Researchers in the US have pointed out that there is
insufficient data from abortion facilities to draw that
conclusion. Several European studies have refuted
the claim even further, concluding that more women die
after abortions than childbirth. Yet Ginsburg’s
ardent, yet seemingly irresponsible, pro-abortion ideology
showed itself when she voted in 2020 to force the Little
Sisters of the Poor to pay for abortion drugs in their
healthcare insurance plan. In another context, she
exposed her faulty judgement when, during the 2016
presidential campaign, she publically called Donald Trump
‘a faker’, a remark she later conceded was ‘ill-advised’.

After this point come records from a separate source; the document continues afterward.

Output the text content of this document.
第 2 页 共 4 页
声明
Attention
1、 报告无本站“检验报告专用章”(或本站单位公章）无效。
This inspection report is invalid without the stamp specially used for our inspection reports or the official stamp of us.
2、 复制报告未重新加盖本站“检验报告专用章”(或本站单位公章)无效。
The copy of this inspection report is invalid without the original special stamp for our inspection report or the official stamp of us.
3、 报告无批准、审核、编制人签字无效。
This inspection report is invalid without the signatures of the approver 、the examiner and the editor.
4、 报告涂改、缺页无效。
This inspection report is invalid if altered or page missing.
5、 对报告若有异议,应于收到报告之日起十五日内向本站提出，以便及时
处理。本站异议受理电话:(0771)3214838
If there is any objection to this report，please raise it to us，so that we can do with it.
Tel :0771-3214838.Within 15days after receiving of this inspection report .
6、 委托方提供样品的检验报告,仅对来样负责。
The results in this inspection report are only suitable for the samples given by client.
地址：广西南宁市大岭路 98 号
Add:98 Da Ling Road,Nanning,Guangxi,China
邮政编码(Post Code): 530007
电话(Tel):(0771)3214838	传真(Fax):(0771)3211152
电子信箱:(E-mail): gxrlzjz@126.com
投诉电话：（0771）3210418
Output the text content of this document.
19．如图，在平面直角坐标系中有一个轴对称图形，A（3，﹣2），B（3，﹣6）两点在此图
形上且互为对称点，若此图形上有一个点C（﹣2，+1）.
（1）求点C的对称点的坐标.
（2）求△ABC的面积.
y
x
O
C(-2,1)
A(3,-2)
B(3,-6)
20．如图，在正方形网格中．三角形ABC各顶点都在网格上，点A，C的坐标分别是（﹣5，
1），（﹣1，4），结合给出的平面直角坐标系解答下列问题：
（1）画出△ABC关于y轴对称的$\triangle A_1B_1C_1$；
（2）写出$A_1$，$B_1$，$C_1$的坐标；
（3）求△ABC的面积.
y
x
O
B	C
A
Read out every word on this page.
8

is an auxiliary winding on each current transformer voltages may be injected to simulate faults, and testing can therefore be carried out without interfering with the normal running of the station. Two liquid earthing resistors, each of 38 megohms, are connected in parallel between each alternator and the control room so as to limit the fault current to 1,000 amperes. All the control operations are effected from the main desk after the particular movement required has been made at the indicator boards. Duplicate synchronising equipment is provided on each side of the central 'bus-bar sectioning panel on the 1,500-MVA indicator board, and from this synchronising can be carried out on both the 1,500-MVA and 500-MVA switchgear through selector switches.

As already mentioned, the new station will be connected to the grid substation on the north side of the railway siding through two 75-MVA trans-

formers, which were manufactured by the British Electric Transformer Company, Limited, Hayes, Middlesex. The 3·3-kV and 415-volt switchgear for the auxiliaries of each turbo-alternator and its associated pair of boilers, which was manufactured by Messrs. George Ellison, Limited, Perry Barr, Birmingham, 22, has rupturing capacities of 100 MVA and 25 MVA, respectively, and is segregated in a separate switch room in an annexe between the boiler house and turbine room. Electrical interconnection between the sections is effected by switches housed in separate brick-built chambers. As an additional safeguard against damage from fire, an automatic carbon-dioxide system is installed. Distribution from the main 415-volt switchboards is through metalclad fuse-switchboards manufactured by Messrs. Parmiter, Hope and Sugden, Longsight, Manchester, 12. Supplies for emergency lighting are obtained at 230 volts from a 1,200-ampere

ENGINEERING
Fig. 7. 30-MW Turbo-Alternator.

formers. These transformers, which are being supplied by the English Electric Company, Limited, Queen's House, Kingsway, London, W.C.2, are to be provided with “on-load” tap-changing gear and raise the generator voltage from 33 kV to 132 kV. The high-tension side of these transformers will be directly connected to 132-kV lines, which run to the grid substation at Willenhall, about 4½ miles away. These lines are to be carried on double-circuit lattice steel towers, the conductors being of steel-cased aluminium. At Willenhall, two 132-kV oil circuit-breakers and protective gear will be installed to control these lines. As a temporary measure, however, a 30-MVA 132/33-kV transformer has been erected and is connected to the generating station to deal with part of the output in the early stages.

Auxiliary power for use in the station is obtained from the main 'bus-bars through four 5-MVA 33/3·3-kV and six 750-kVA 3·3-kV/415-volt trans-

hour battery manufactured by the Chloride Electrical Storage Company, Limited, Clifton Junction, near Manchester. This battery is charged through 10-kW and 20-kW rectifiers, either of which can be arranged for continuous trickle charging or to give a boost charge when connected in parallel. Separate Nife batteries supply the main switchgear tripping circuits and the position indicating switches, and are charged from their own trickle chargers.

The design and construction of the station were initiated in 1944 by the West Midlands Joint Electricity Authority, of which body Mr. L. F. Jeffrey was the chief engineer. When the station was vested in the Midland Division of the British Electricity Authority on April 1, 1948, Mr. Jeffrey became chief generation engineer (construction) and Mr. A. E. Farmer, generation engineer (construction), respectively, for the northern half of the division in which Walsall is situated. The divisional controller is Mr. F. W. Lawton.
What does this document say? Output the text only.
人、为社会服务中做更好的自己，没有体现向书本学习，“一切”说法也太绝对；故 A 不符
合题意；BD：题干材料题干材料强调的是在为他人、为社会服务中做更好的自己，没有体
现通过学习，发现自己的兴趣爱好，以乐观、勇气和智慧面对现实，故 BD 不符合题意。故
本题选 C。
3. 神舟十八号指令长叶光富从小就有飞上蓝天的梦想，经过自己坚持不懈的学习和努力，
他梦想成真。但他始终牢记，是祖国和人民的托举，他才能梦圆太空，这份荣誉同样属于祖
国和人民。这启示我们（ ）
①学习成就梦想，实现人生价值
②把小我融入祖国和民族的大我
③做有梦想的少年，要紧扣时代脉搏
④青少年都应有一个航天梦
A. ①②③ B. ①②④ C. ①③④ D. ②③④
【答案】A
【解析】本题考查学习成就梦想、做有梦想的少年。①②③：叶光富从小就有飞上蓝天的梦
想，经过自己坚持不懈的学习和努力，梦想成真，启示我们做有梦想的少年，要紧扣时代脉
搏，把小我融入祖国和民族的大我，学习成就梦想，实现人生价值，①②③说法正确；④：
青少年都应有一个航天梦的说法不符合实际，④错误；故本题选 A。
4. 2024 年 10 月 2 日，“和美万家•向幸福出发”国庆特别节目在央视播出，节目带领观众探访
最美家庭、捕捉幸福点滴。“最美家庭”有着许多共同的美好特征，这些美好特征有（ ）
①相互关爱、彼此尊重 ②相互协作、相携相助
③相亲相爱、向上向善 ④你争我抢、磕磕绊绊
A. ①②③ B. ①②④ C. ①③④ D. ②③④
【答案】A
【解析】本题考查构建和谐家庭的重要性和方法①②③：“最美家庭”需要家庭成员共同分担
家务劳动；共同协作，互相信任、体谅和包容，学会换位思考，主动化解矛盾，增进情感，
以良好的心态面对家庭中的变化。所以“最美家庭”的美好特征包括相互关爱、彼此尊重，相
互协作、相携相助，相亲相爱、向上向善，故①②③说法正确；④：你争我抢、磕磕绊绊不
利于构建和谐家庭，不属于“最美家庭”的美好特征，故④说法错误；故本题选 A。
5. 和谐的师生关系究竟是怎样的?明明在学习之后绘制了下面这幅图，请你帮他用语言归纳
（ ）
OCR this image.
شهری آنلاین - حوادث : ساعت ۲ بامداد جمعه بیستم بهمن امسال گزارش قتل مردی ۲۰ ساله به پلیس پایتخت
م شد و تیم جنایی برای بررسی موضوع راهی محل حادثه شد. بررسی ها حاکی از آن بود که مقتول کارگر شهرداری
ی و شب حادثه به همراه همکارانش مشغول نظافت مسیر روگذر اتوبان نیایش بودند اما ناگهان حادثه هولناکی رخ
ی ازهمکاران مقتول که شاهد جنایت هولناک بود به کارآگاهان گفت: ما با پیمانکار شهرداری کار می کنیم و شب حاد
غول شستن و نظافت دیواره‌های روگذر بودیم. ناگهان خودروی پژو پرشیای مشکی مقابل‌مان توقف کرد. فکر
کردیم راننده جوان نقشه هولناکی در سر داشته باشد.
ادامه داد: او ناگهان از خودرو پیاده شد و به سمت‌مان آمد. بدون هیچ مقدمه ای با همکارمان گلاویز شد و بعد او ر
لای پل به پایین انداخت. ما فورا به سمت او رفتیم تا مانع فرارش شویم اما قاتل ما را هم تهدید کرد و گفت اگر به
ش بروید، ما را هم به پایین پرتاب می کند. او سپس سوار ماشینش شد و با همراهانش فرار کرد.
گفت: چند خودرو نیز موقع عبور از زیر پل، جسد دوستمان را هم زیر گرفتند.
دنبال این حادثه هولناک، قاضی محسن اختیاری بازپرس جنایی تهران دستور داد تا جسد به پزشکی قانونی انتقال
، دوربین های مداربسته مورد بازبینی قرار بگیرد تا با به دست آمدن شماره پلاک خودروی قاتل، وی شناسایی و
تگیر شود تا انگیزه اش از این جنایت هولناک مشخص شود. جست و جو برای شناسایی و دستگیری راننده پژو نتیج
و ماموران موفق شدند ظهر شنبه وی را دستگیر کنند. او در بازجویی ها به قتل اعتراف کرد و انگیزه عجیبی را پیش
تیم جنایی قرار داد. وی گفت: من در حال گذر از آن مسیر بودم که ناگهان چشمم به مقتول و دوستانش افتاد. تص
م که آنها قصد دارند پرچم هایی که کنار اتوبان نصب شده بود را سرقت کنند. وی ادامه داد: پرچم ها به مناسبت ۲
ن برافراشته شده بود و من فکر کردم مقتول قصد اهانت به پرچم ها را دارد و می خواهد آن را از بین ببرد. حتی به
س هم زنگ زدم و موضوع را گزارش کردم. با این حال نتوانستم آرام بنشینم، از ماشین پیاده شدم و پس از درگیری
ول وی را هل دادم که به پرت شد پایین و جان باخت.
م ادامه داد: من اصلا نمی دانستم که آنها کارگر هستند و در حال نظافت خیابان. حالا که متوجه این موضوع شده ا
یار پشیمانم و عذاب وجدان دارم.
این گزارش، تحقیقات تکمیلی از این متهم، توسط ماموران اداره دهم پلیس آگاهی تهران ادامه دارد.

Asked often to explain the success of her 1970’s
litigation campaign, Justice Ginsburg usually offered some
version of having been in the right place with the right
arguments at the right time. She wrote in the
Preface of a 2016 collection of her works, ‘How fortunate
I was to be alive and a lawyer when, for the first time in
US history, it became possible to urge, successfully,
before legislatures and courts, the equal-citizenship
stature of women and men as a fundamental constitutional
principle.’
RBG
- the wife and mother
Her husband, Martin, became a highly-successful tax lawyer
yet he happily gave up his lucrative New York law practice
to move with her to Washington DC in 1980 when she was
appointed to the United States Court of Appeals for the
District of Columbia Circuit. Settling in
Washington, he taught tax law at Georgetown University’s
law school. He was also a talented cook compared
with his wife who was, by her own admission, a terrible
cook – her children forbade her from entering the
kitchen. The Ginsburgs lived next to the John F
Kennedy Center for the Performing Arts, where they
frequently attended the opera and ballet. Their
56-year marriage ended with his death from testicular
cancer in 2010 at the age of 78. In his final days,
he left a note, handwritten on a yellow pad, for his wife
to find by his bedside. It began, ‘My dearest
Ruth. You are the only person I have loved in my
life, setting aside, a bit, parents and kids and their
kids, and I have admired and loved you almost since the
day we first met at Cornell. What a treat it has
been to watch you progress to the very top of the legal
world!!’ Their two children, Jane, a professor at
Columbia Law School, and James, a record producer of
classical music and the founder of Cedille Records in
Chicago, survive their parents, along with four
grandchildren.
Ruth Ginsburg was a non-observant Jew. After the two days in repose at the Supreme Court building, she lay in state at the Capitol. She was the first woman and first Jew to lie in state there. On 29 September, she was buried beside her husband at the Arlington National Cemetery.